Разве не для этого Бог создал женщину?

* * *

В ожидании отправки на фронт батальоны полка без дела не сидели, занимаясь то перетаскиванием из помещения в помещение разнообразной мебели, то разгрузкой ящиков с боевыми комплектами, то копанием ям для уличных туалетов или уборкой территории от постоянно накапливающегося мусора. Но больше всего времени занимали частые и длительные построения личного состава, его пересчёт, переписывание, переформирование и пересортировка людей из подразделения в подразделение. К счастью, противотанковый взвод третьего батальона смог сохранить в своём составе всех, кто был в строю с первого дня, и время уже работало на сплачивание коллектива.

Нашёл своё место и Могила, которому, казалось, нравилась вся эта почти кочевая и почти привокзальная суета. Он находился будто в привычной стихии, но в куда более комфортных условиях. Крыша над головой не протекала. Спать на досках, покрытых плащ-палатками и матрасами, принесёнными населением, было для него вполне нормально, а ходить в туалет под открытым небом – давно привычно. Пища сильно отличалась в лучшую сторону от того, что он привык собирать по утрам в мусорных баках во дворах. На нём были тёплая, добротная форменная одежда и даже подштанники, заменявшие трусы, которых он не носил несколько лет.

А главное – привычное отсутствие денег, что на гражданке вынуждало Виктора ходить с протянутой рукой или временами подрабатывать на кладбище, здесь компенсировалось тем, что легко можно было стрельнуть сигаретку или даже поживиться несколькими пачками из автобусов с гуманитарным грузом, приезжавших ежедневно. А на что ещё солдату деньги? К тому же спиртное сразу попало под табу, так как командир взвода Бабонько Петер (в миру Евгений) в силу старообрядческих традиций и армейского устава был категоричным и ярым противником закладывания за воротник.

Тормозки и домашние припасы, взятые некоторыми бойцами с собой, к концу вторых суток закончились, а полевая кухня не особо баловала разнообразием, упорно предлагая едокам исключительно гречневую кашу с запахом тушёнки и некое подобие борща, а традиционный хлеб заменяли армейские галеты. Ещё через пару дней такое скудное меню стало раздражать. Однажды Могила подошёл к Чалому и, прильнув к уху замкомвзвода, заговорщицки спросил:

– Товарищ командир, разрешите обратиться?

– Давай. Что там у тебя?

– Можно мне в одно место сходить за территорию минут на двадцать?

– Поясни.

– Я могу всяких там солений притащить, тушёнки домашней, кровянки.
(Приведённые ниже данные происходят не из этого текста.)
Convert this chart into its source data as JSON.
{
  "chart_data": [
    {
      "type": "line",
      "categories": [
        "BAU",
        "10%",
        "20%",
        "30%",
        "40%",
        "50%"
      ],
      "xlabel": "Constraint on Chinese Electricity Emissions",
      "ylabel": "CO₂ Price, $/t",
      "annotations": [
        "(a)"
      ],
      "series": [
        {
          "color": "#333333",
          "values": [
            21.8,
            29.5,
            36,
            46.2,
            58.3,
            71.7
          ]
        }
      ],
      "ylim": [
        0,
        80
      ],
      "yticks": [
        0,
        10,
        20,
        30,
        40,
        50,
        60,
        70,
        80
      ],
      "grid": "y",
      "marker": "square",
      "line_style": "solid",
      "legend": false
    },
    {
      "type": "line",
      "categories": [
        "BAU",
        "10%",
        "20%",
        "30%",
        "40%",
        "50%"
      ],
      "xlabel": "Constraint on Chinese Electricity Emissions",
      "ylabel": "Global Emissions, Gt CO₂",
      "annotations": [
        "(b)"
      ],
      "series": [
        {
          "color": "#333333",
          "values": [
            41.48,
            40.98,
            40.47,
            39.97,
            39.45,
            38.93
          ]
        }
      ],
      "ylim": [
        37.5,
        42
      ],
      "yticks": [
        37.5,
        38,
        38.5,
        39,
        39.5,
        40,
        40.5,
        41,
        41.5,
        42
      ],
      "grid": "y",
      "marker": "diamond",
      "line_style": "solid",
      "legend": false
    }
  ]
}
Тут у меня тётка родная живёт. Сто лет не видел, а может, и не увижу больше. Заодно попрошу её харчей дать, она всегда меня подкармливала, а тут я в форме приду, она порадуется.
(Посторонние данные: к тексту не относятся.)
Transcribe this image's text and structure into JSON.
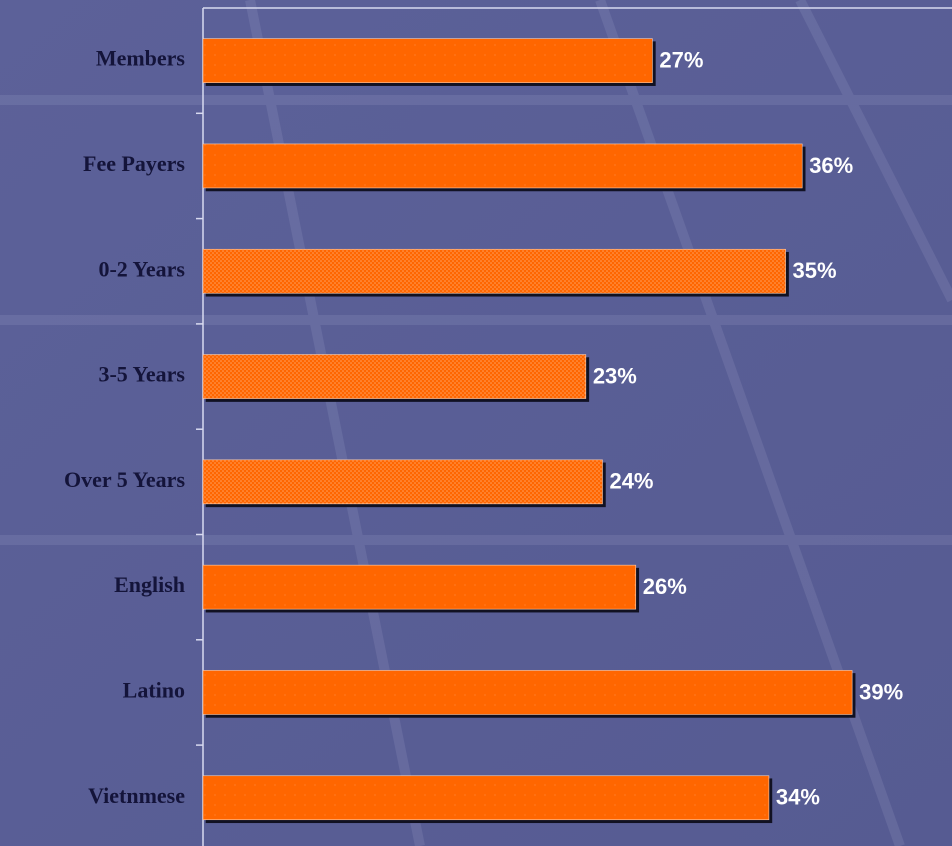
{
  "chart_data": {
    "type": "hbar",
    "categories": [
      "Members",
      "Fee Payers",
      "0-2 Years",
      "3-5 Years",
      "Over 5 Years",
      "English",
      "Latino",
      "Vietnmese"
    ],
    "values": [
      27,
      36,
      35,
      23,
      24,
      26,
      39,
      34
    ],
    "value_labels": [
      "27%",
      "36%",
      "35%",
      "23%",
      "24%",
      "26%",
      "39%",
      "34%"
    ],
    "pattern": [
      "plain",
      "plain",
      "dotted",
      "dotted",
      "dotted",
      "plain",
      "plain",
      "plain"
    ],
    "color": "#ff6600",
    "xlim": [
      0,
      45
    ]
  }
}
– Давно, говоришь, не видела тебя?

– Так от моей конуры пока до её дома пешком дойдёшь – дня два ковылять надо, да и не хотелось бы её лишний раз взывать к жалости в обмотках и тряпье. А тут по форме, всё чин по чину. Пусти, командир.

– Смотри, Могила, патрулю не попадись, а если встретишь, то так и скажи: мол, попрощаться. Не выдумывай глупых историй, только запутаешься. Тебе времени два часа – и чтоб не подвёл.

Солдат засиял широкой беззубой улыбкой и, сутулясь и немного прихрамывая, поспешил в сторону посёлка…

Когда бойцы, получив в котелки по порции опостылевшей гречки и галеты, начали располагаться вокруг вытянутого стола, за которым спокойно размещался весь взвод, на пороге столового зала появился Могила, нагруженный двумя объёмными сумками и рюкзаком за спиной. Уже через мгновение парни открывали банки с маринованными помидорами и солёными огурцами, разрезали на большие неровные куски кровяную колбасу и хлебные буханки, разливали по кружкам вишнёвые и яблочные компоты, руками ломали большой круг пирога с капустой. Лица бойцов повеселели, и каждый считал обязательным лично подойти к Истомину, похлопать по плечу или по спине и сказать что-то вроде: «Респект и уважуха тебе, брателло!». Не остался в стороне и Коля Викинг, видимо, пытаясь как-то загладить вину перед Виктором за грубость, проявленную ранее к нему.

Автор неожиданного пира, как хозяин доставленных яств, ходил вокруг стола и подкладывал в котелки и миски соленья из банок, колбасу, прочие вкусности и постоянно разливал компот в пустые кружки сослуживцев. Вся его суета вокруг стола была пронизана трогательной заботой, и уже было трудно увидеть в этом потрёпанном жизнью человеке спившегося вконец бездомного нищего. Впрочем, наверное, впервые за двадцать лет скитаний он не брал спиртного в рот уже более трёх дней, и это не замедлило сказаться на его лице, разгладившемся, несколько порозовевшем и начисто побритом дорогой бритвой, доставленной в гуманитарном автобусе.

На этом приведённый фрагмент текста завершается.